Numerical implementation of the multiple image optical compression and encryption technique

摘要

In this study, we propose a numerical implementation (using a GPU) of an optimized multiple image compression and encryption technique. We first introduce the double optimization procedure for spectrally multiplexing multiple images. This technique is adapted, for a numerical implementation, from a recently proposed optical setup implementing the Fourier transform (FT). The new analysis technique is a combination of a spectral fusion based on the properties of FT, a specific spectral filtering, and a quantization of the remaining encoded frequencies using an optimal number of bits. The spectral plane (containing the information to send and/or to store) is decomposed in several independent areas which are assigned according a specific way. In addition, each spectrum is shifted in order to minimize their overlap.

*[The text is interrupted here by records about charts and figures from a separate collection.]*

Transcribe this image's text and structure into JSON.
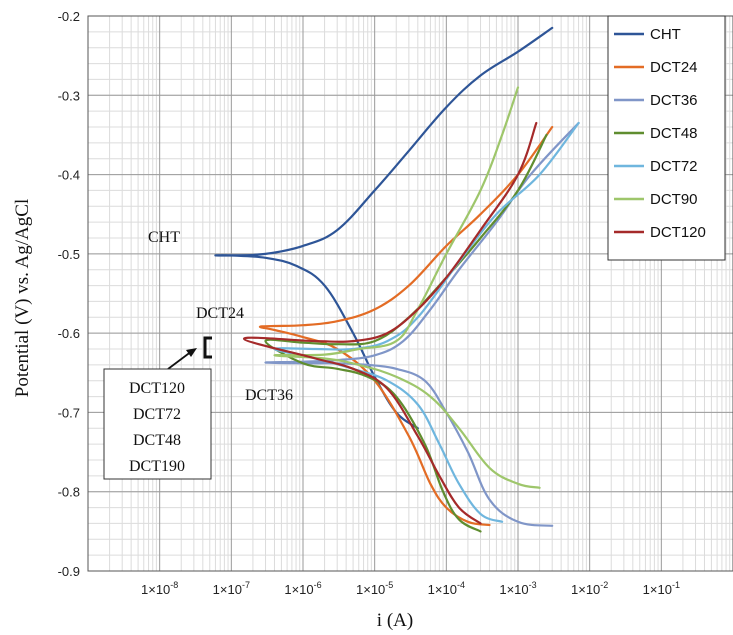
{
  "chart_data": {
    "type": "line",
    "title": "",
    "xlabel": "i (A)",
    "ylabel": "Potential (V)  vs. Ag/AgCl",
    "xscale": "log",
    "xlim": [
      1e-09,
      1
    ],
    "ylim": [
      -0.9,
      -0.2
    ],
    "x_tick_labels": [
      "1×10-8",
      "1×10-7",
      "1×10-6",
      "1×10-5",
      "1×10-4",
      "1×10-3",
      "1×10-2",
      "1×10-1"
    ],
    "y_tick_labels": [
      "-0.2",
      "-0.3",
      "-0.4",
      "-0.5",
      "-0.6",
      "-0.7",
      "-0.8",
      "-0.9"
    ],
    "grid": true,
    "legend_position": "top-right",
    "series": [
      {
        "name": "CHT",
        "color": "#2e5597",
        "x": [
          4e-05,
          2e-05,
          1e-05,
          5e-06,
          2e-06,
          8e-07,
          3e-07,
          1e-07,
          6e-08,
          1e-07,
          3e-07,
          1e-06,
          3e-06,
          1e-05,
          3e-05,
          0.0001,
          0.0003,
          0.001,
          0.003
        ],
        "y": [
          -0.72,
          -0.7,
          -0.655,
          -0.6,
          -0.54,
          -0.515,
          -0.505,
          -0.502,
          -0.502,
          -0.502,
          -0.5,
          -0.49,
          -0.47,
          -0.42,
          -0.37,
          -0.315,
          -0.275,
          -0.245,
          -0.215
        ]
      },
      {
        "name": "DCT24",
        "color": "#e36c25",
        "x": [
          0.0004,
          0.0002,
          0.0001,
          6e-05,
          3e-05,
          1e-05,
          3e-06,
          1e-06,
          4e-07,
          2.5e-07,
          4e-07,
          1e-06,
          3e-06,
          1e-05,
          3e-05,
          0.0001,
          0.0003,
          0.001,
          0.003
        ],
        "y": [
          -0.842,
          -0.838,
          -0.82,
          -0.79,
          -0.73,
          -0.66,
          -0.62,
          -0.605,
          -0.596,
          -0.592,
          -0.591,
          -0.59,
          -0.585,
          -0.57,
          -0.54,
          -0.49,
          -0.45,
          -0.4,
          -0.34
        ]
      },
      {
        "name": "DCT36",
        "color": "#8096c8",
        "x": [
          0.003,
          0.001,
          0.0004,
          0.0002,
          0.0001,
          5e-05,
          2e-05,
          8e-06,
          3e-06,
          1e-06,
          3e-07,
          1e-06,
          3e-06,
          1e-05,
          2.5e-05,
          6e-05,
          0.00015,
          0.0005,
          0.0015,
          0.007
        ],
        "y": [
          -0.843,
          -0.838,
          -0.81,
          -0.75,
          -0.7,
          -0.66,
          -0.645,
          -0.64,
          -0.638,
          -0.638,
          -0.637,
          -0.636,
          -0.634,
          -0.628,
          -0.61,
          -0.57,
          -0.52,
          -0.46,
          -0.4,
          -0.335
        ]
      },
      {
        "name": "DCT48",
        "color": "#5f8d2f",
        "x": [
          0.0003,
          0.00015,
          9e-05,
          5e-05,
          2e-05,
          8e-06,
          3e-06,
          1e-06,
          3e-07,
          1e-06,
          3e-06,
          1e-05,
          3e-05,
          0.0001,
          0.0003,
          0.001,
          0.0025
        ],
        "y": [
          -0.85,
          -0.835,
          -0.8,
          -0.74,
          -0.68,
          -0.655,
          -0.645,
          -0.638,
          -0.61,
          -0.612,
          -0.614,
          -0.61,
          -0.58,
          -0.53,
          -0.48,
          -0.42,
          -0.35
        ]
      },
      {
        "name": "DCT72",
        "color": "#6fb6de",
        "x": [
          0.0006,
          0.0003,
          0.00015,
          8e-05,
          4e-05,
          1.5e-05,
          5e-06,
          1.5e-06,
          4e-07,
          1.5e-06,
          5e-06,
          1.5e-05,
          4e-05,
          0.00015,
          0.0005,
          0.002,
          0.007
        ],
        "y": [
          -0.838,
          -0.828,
          -0.79,
          -0.74,
          -0.69,
          -0.66,
          -0.645,
          -0.632,
          -0.62,
          -0.62,
          -0.62,
          -0.61,
          -0.58,
          -0.51,
          -0.45,
          -0.4,
          -0.335
        ]
      },
      {
        "name": "DCT90",
        "color": "#9ec66b",
        "x": [
          0.002,
          0.001,
          0.0004,
          0.00015,
          6e-05,
          2e-05,
          6e-06,
          2e-06,
          4e-07,
          2e-06,
          6e-06,
          2e-05,
          4e-05,
          0.0001,
          0.0003,
          0.0006,
          0.001
        ],
        "y": [
          -0.795,
          -0.79,
          -0.77,
          -0.72,
          -0.68,
          -0.655,
          -0.64,
          -0.632,
          -0.628,
          -0.627,
          -0.62,
          -0.61,
          -0.57,
          -0.5,
          -0.42,
          -0.35,
          -0.29
        ]
      },
      {
        "name": "DCT120",
        "color": "#a52a2a",
        "x": [
          0.0003,
          0.00015,
          8e-05,
          4e-05,
          1.5e-05,
          5e-06,
          1.5e-06,
          1.5e-07,
          1.5e-06,
          5e-06,
          1.5e-05,
          4e-05,
          0.0001,
          0.0003,
          0.001,
          0.0018
        ],
        "y": [
          -0.84,
          -0.82,
          -0.78,
          -0.73,
          -0.67,
          -0.645,
          -0.632,
          -0.607,
          -0.61,
          -0.61,
          -0.6,
          -0.57,
          -0.53,
          -0.47,
          -0.4,
          -0.335
        ]
      }
    ],
    "annotations": {
      "cht": "CHT",
      "dct24": "DCT24",
      "dct36": "DCT36",
      "group_box": [
        "DCT120",
        "DCT72",
        "DCT48",
        "DCT190"
      ]
    }
  }
}
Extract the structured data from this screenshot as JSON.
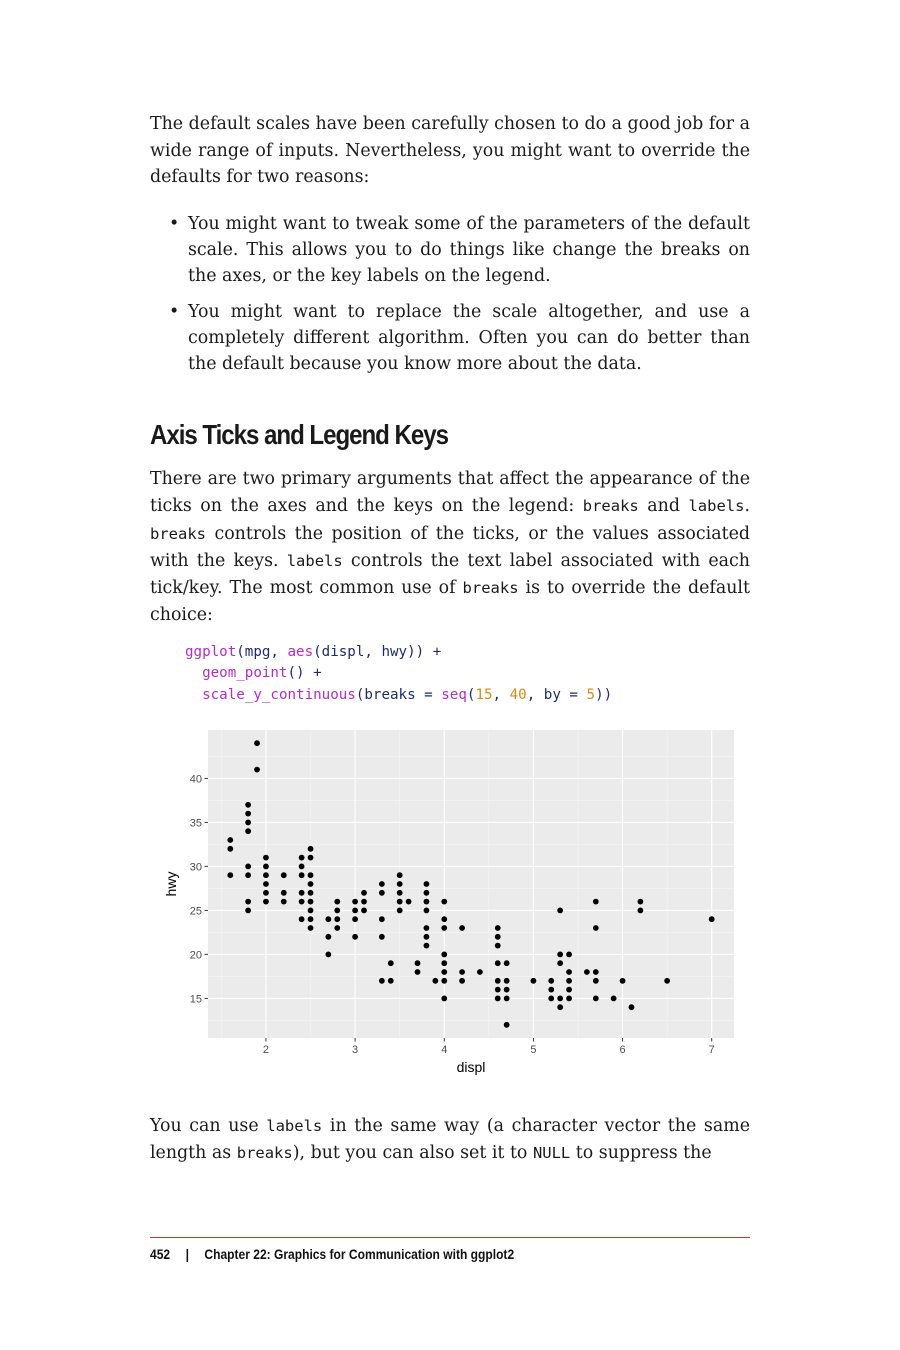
{
  "intro": "The default scales have been carefully chosen to do a good job for a wide range of inputs. Nevertheless, you might want to override the defaults for two reasons:",
  "bullets": [
    "You might want to tweak some of the parameters of the default scale. This allows you to do things like change the breaks on the axes, or the key labels on the legend.",
    "You might want to replace the scale altogether, and use a completely different algorithm. Often you can do better than the default because you know more about the data."
  ],
  "heading": "Axis Ticks and Legend Keys",
  "para2": {
    "t1": "There are two primary arguments that affect the appearance of the ticks on the axes and the keys on the legend: ",
    "c1": "breaks",
    "t2": " and ",
    "c2": "labels",
    "t3": ". ",
    "c3": "breaks",
    "t4": " controls the position of the ticks, or the values associated with the keys. ",
    "c4": "labels",
    "t5": " controls the text label associated with each tick/key. The most common use of ",
    "c5": "breaks",
    "t6": " is to override the default choice:"
  },
  "code": {
    "l1_fn": "ggplot",
    "l1_a": "(mpg, ",
    "l1_fn2": "aes",
    "l1_b": "(displ, hwy)) +",
    "l2_fn": "geom_point",
    "l2_a": "() +",
    "l3_fn": "scale_y_continuous",
    "l3_a": "(breaks = ",
    "l3_fn2": "seq",
    "l3_b": "(",
    "l3_n1": "15",
    "l3_c": ", ",
    "l3_n2": "40",
    "l3_d": ", by = ",
    "l3_n3": "5",
    "l3_e": "))"
  },
  "para3": {
    "t1": "You can use ",
    "c1": "labels",
    "t2": " in the same way (a character vector the same length as ",
    "c2": "breaks",
    "t3": "), but you can also set it to ",
    "c3": "NULL",
    "t4": " to suppress the"
  },
  "footer": {
    "page": "452",
    "sep": "|",
    "chapter": "Chapter 22: Graphics for Communication with ggplot2"
  },
  "chart_data": {
    "type": "scatter",
    "xlabel": "displ",
    "ylabel": "hwy",
    "xlim": [
      1.35,
      7.25
    ],
    "ylim": [
      10.5,
      45.5
    ],
    "x_ticks": [
      2,
      3,
      4,
      5,
      6,
      7
    ],
    "y_ticks": [
      15,
      20,
      25,
      30,
      35,
      40
    ],
    "grid": true,
    "colors": {
      "panel": "#ebebeb",
      "grid_major": "#ffffff",
      "grid_minor": "#f5f5f5",
      "point": "#000000"
    },
    "points": [
      [
        1.6,
        33
      ],
      [
        1.6,
        32
      ],
      [
        1.6,
        29
      ],
      [
        1.8,
        29
      ],
      [
        1.8,
        30
      ],
      [
        1.8,
        26
      ],
      [
        1.8,
        25
      ],
      [
        1.8,
        34
      ],
      [
        1.8,
        35
      ],
      [
        1.8,
        36
      ],
      [
        1.8,
        37
      ],
      [
        1.9,
        44
      ],
      [
        1.9,
        41
      ],
      [
        2.0,
        31
      ],
      [
        2.0,
        30
      ],
      [
        2.0,
        29
      ],
      [
        2.0,
        28
      ],
      [
        2.0,
        27
      ],
      [
        2.0,
        26
      ],
      [
        2.2,
        29
      ],
      [
        2.2,
        27
      ],
      [
        2.2,
        26
      ],
      [
        2.4,
        31
      ],
      [
        2.4,
        30
      ],
      [
        2.4,
        29
      ],
      [
        2.4,
        27
      ],
      [
        2.4,
        26
      ],
      [
        2.4,
        24
      ],
      [
        2.5,
        32
      ],
      [
        2.5,
        31
      ],
      [
        2.5,
        29
      ],
      [
        2.5,
        28
      ],
      [
        2.5,
        27
      ],
      [
        2.5,
        26
      ],
      [
        2.5,
        25
      ],
      [
        2.5,
        24
      ],
      [
        2.5,
        23
      ],
      [
        2.7,
        24
      ],
      [
        2.7,
        22
      ],
      [
        2.7,
        20
      ],
      [
        2.8,
        26
      ],
      [
        2.8,
        25
      ],
      [
        2.8,
        24
      ],
      [
        2.8,
        23
      ],
      [
        3.0,
        26
      ],
      [
        3.0,
        25
      ],
      [
        3.0,
        24
      ],
      [
        3.0,
        22
      ],
      [
        3.1,
        27
      ],
      [
        3.1,
        26
      ],
      [
        3.1,
        25
      ],
      [
        3.3,
        28
      ],
      [
        3.3,
        27
      ],
      [
        3.3,
        24
      ],
      [
        3.3,
        22
      ],
      [
        3.3,
        17
      ],
      [
        3.4,
        19
      ],
      [
        3.4,
        17
      ],
      [
        3.5,
        29
      ],
      [
        3.5,
        28
      ],
      [
        3.5,
        27
      ],
      [
        3.5,
        26
      ],
      [
        3.5,
        25
      ],
      [
        3.6,
        26
      ],
      [
        3.7,
        19
      ],
      [
        3.7,
        18
      ],
      [
        3.8,
        28
      ],
      [
        3.8,
        27
      ],
      [
        3.8,
        26
      ],
      [
        3.8,
        25
      ],
      [
        3.8,
        23
      ],
      [
        3.8,
        22
      ],
      [
        3.8,
        21
      ],
      [
        3.9,
        17
      ],
      [
        4.0,
        26
      ],
      [
        4.0,
        24
      ],
      [
        4.0,
        23
      ],
      [
        4.0,
        20
      ],
      [
        4.0,
        19
      ],
      [
        4.0,
        18
      ],
      [
        4.0,
        17
      ],
      [
        4.0,
        15
      ],
      [
        4.2,
        23
      ],
      [
        4.2,
        18
      ],
      [
        4.2,
        17
      ],
      [
        4.4,
        18
      ],
      [
        4.6,
        23
      ],
      [
        4.6,
        22
      ],
      [
        4.6,
        21
      ],
      [
        4.6,
        19
      ],
      [
        4.6,
        17
      ],
      [
        4.6,
        16
      ],
      [
        4.6,
        15
      ],
      [
        4.7,
        19
      ],
      [
        4.7,
        17
      ],
      [
        4.7,
        16
      ],
      [
        4.7,
        15
      ],
      [
        4.7,
        12
      ],
      [
        5.0,
        17
      ],
      [
        5.2,
        17
      ],
      [
        5.2,
        16
      ],
      [
        5.2,
        15
      ],
      [
        5.3,
        25
      ],
      [
        5.3,
        20
      ],
      [
        5.3,
        19
      ],
      [
        5.3,
        15
      ],
      [
        5.3,
        14
      ],
      [
        5.4,
        20
      ],
      [
        5.4,
        18
      ],
      [
        5.4,
        17
      ],
      [
        5.4,
        16
      ],
      [
        5.4,
        15
      ],
      [
        5.6,
        18
      ],
      [
        5.7,
        26
      ],
      [
        5.7,
        23
      ],
      [
        5.7,
        18
      ],
      [
        5.7,
        17
      ],
      [
        5.7,
        15
      ],
      [
        5.9,
        15
      ],
      [
        6.0,
        17
      ],
      [
        6.1,
        14
      ],
      [
        6.2,
        26
      ],
      [
        6.2,
        25
      ],
      [
        6.5,
        17
      ],
      [
        7.0,
        24
      ]
    ]
  }
}
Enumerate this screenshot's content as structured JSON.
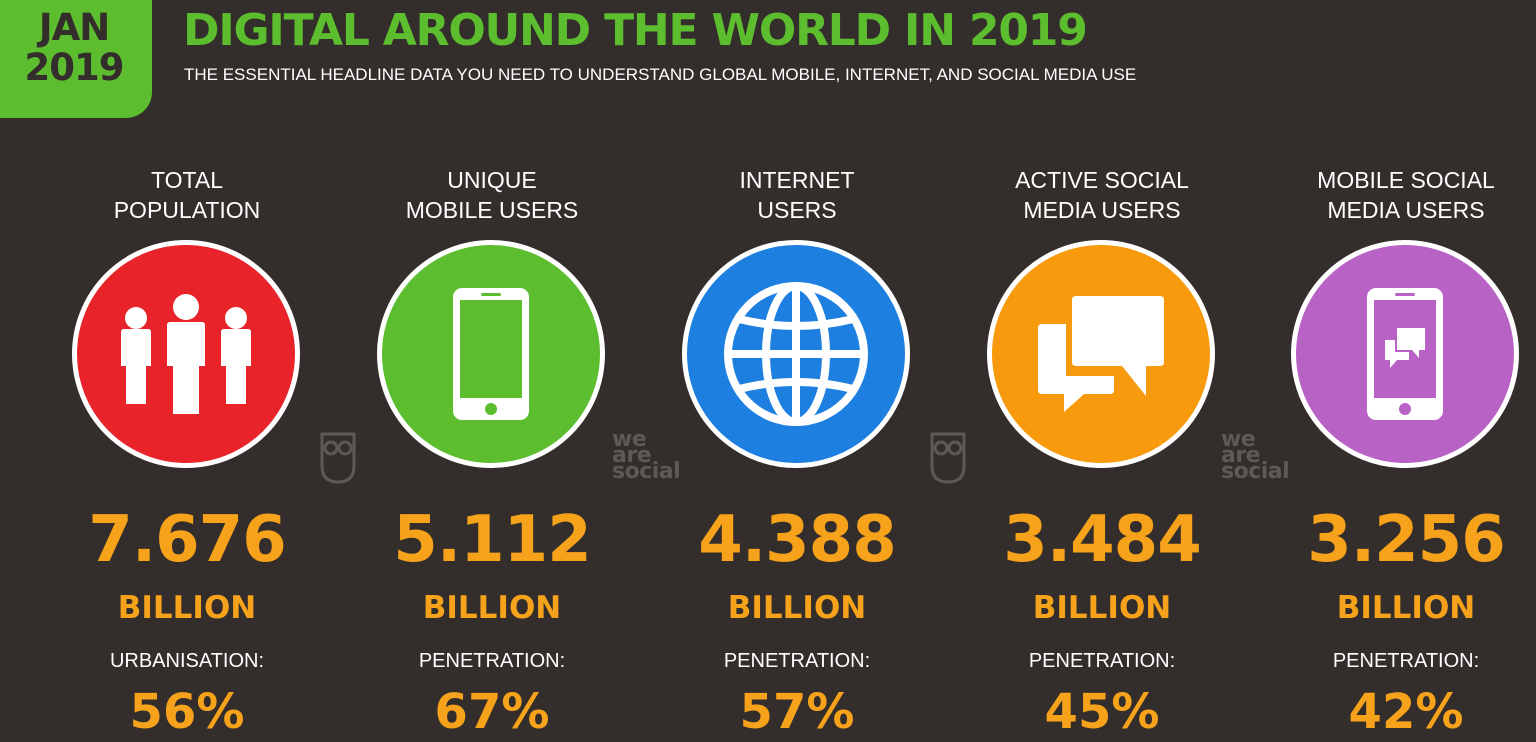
{
  "header": {
    "date_line1": "JAN",
    "date_line2": "2019",
    "title": "DIGITAL AROUND THE WORLD IN 2019",
    "subtitle": "THE ESSENTIAL HEADLINE DATA YOU NEED TO UNDERSTAND GLOBAL MOBILE, INTERNET, AND SOCIAL MEDIA USE"
  },
  "logos": {
    "wearesocial": [
      "we",
      "are",
      "social"
    ]
  },
  "colors": {
    "background": "#332d2b",
    "brand_green": "#5cbd2e",
    "accent_orange": "#f7a21b"
  },
  "stats": [
    {
      "label_line1": "TOTAL",
      "label_line2": "POPULATION",
      "icon": "people-icon",
      "circle_color": "#e8232a",
      "value": "7.676",
      "unit": "BILLION",
      "metric_label": "URBANISATION:",
      "metric_value": "56%"
    },
    {
      "label_line1": "UNIQUE",
      "label_line2": "MOBILE USERS",
      "icon": "mobile-phone-icon",
      "circle_color": "#5cbd2e",
      "value": "5.112",
      "unit": "BILLION",
      "metric_label": "PENETRATION:",
      "metric_value": "67%"
    },
    {
      "label_line1": "INTERNET",
      "label_line2": "USERS",
      "icon": "globe-icon",
      "circle_color": "#1d7fe0",
      "value": "4.388",
      "unit": "BILLION",
      "metric_label": "PENETRATION:",
      "metric_value": "57%"
    },
    {
      "label_line1": "ACTIVE SOCIAL",
      "label_line2": "MEDIA USERS",
      "icon": "chat-bubbles-icon",
      "circle_color": "#f79a0e",
      "value": "3.484",
      "unit": "BILLION",
      "metric_label": "PENETRATION:",
      "metric_value": "45%"
    },
    {
      "label_line1": "MOBILE SOCIAL",
      "label_line2": "MEDIA USERS",
      "icon": "mobile-chat-icon",
      "circle_color": "#b862c6",
      "value": "3.256",
      "unit": "BILLION",
      "metric_label": "PENETRATION:",
      "metric_value": "42%"
    }
  ]
}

The dual purpose of these operations is to optimize the spectral plane allowing us to keep the low- and high-frequency information (compression) and to introduce an additional noise for reconstructing the images (encryption). Our results show that not only can the control of the spectral plane enhance the number of spectra to be merged, but also that a compromise between the compression rate and the quality of the reconstructed images can be tuned. Spectrally multiplexing multiple images defines a first level of encryption. A second level of encryption based on a real key image is used to reinforce encryption. Additionally, we are concerned with optimizing the compression rate by adapting the size of the spectral block to each target image and decreasing the number of bits required to encode each block. This size adaptation is realized by means of the root-mean-square (RMS) time-frequency criterion. We have found that this size adaptation provides a good trade-off between bandwidth of spectral plane and number of reconstructed output images. Secondly, the encryption rate is improved by using a real biometric key and randomly changing the rotation angle of each block before spectral fusion. A numerical implementation of this method using two numerical devices (CPU and GPU) is presented.